L’opposition congolaise reporte au 30 novembre sa marche contre Kabila

L’opposition en République du Congo qui cherche à éviter toute confrontation avec la majorité, a reporté de deux jours sa marche contre le maintien au pouvoir du président Joseph Kabila, une marche initialement prévue pour le 28 novembre à Kinshasa.

La majorité et l’opposition congolaise envisagent toutes deux une manifestation le 28 novembre à Kinshasa, la première pour soutenir et la deuxième pour dénoncer le calendrier électoral qui prolonge de fait d’un an le pouvoir du président Kabila.

Dans un courrier, les partis membres du Rassemblement de l’opposition disent avoir reporté cette «marche pacifique» au 30 novembre dans la capitale congolaise.

Le 15 novembre, la première journée de mobilisation à l’appel des mouvements citoyens soutenus par les partis d’opposition contre le calendrier qui prévoit la présidentielle le 23 décembre 2018, a été fermement contenue par les forces de sécurité.

Selon un rapport publié lundi par la Conférence épiscopale nationale du Congo (Cenco), «au moins» 56 personnes ont été tuées, dont 52 «par balles», lors de manifestations en République démocratique du Congo entre avril et octobre 2017.

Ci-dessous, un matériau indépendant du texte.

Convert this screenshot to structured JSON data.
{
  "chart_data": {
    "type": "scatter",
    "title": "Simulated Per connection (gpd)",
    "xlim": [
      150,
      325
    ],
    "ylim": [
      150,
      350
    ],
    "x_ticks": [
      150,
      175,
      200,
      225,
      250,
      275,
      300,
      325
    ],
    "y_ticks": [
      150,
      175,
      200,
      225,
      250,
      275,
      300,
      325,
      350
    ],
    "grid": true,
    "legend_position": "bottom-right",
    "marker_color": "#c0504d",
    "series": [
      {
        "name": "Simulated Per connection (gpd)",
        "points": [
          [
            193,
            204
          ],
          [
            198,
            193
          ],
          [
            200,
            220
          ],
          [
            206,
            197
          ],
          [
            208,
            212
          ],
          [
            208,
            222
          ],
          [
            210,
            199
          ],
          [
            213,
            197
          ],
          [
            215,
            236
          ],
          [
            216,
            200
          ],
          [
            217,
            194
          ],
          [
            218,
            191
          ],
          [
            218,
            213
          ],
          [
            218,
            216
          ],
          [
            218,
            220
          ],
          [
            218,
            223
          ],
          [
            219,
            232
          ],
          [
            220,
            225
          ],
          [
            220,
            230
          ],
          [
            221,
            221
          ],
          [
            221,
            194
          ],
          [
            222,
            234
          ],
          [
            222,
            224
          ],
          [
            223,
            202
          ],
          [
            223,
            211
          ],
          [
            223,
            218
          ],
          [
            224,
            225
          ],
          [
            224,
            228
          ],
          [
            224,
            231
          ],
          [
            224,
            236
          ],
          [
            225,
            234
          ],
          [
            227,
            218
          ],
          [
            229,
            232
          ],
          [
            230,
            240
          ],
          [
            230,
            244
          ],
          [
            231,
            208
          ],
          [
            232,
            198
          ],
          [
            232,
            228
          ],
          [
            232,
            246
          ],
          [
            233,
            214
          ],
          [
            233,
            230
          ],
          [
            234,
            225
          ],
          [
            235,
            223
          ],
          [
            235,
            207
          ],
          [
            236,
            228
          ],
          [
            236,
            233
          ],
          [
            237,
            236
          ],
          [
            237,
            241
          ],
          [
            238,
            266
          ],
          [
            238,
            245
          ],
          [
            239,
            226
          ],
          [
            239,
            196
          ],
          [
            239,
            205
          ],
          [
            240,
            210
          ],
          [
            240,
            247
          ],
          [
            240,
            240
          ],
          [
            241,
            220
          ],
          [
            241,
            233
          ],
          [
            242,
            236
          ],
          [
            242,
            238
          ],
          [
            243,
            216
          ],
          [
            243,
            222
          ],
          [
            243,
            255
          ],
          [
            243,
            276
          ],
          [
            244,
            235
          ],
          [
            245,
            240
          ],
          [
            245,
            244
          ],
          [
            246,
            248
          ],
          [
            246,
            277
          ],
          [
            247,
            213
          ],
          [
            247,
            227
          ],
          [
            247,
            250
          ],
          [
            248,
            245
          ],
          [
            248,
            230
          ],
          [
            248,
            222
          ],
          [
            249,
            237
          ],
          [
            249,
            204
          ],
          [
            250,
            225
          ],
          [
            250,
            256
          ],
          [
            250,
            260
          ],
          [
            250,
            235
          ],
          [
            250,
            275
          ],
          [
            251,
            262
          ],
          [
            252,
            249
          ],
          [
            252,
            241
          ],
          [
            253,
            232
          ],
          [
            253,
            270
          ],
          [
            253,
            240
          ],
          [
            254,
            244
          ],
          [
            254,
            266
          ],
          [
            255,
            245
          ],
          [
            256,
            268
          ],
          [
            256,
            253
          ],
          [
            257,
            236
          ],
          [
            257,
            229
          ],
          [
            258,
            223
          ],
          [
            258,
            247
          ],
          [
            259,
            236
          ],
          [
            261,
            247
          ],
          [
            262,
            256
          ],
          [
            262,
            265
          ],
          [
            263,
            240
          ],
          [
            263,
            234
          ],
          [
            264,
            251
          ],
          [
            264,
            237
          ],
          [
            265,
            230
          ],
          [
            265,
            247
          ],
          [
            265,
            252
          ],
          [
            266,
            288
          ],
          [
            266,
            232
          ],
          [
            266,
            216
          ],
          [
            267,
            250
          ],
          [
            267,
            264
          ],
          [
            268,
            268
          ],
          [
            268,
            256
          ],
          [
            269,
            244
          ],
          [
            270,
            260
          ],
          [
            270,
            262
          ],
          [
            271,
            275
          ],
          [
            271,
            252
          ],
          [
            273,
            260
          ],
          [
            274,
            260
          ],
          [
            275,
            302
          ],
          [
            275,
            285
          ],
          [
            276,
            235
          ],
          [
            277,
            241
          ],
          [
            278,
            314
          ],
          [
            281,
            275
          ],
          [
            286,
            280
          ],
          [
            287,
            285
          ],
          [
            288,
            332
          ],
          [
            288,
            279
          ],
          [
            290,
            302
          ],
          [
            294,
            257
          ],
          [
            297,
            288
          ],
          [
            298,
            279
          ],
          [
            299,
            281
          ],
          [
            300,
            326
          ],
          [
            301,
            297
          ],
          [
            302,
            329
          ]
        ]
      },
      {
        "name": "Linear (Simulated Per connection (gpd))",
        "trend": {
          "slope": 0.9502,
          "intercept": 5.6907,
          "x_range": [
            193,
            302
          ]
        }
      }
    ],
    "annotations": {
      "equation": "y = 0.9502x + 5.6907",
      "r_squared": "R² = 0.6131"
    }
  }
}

La Cenco a également recensé «au moins 105 blessés, dont 87 par balle » et « au moins 355 cas d’arrestations de manifestants par la police, les forces armées et les services spécialisés de l’Etat».Les observateurs de l’épiscopat font également état de l’incendie de deux bureaux et quatre jeeps de la police, et d’un magasin par les manifestants.

Le gouvernement par la voix de son porte-parole Lambert Mende, a affirmé que «ce rapport de la Cenco ne donne que le paramètre temps sans préciser les lieux où ces actes ont été posés», ajoutant qu’il pourrait s’agir d’ «une intention malveillante ou d’un manque de professionnalisme».

Au pouvoir depuis 2001, élu en 2006 et 2011, Kabila n’est pas habilité à se représenter à la présidentielle et son mandat a pris fin le 20 décembre 2016 d’après l’actuelle Constitution, qui l’autorise cependant à demeurer au pouvoir jusqu’à l’élection de son successeur.Un accord pouvoir-opposition du 31 décembre 2016 prévoyait déjà des élections au plus tard en décembre 2017.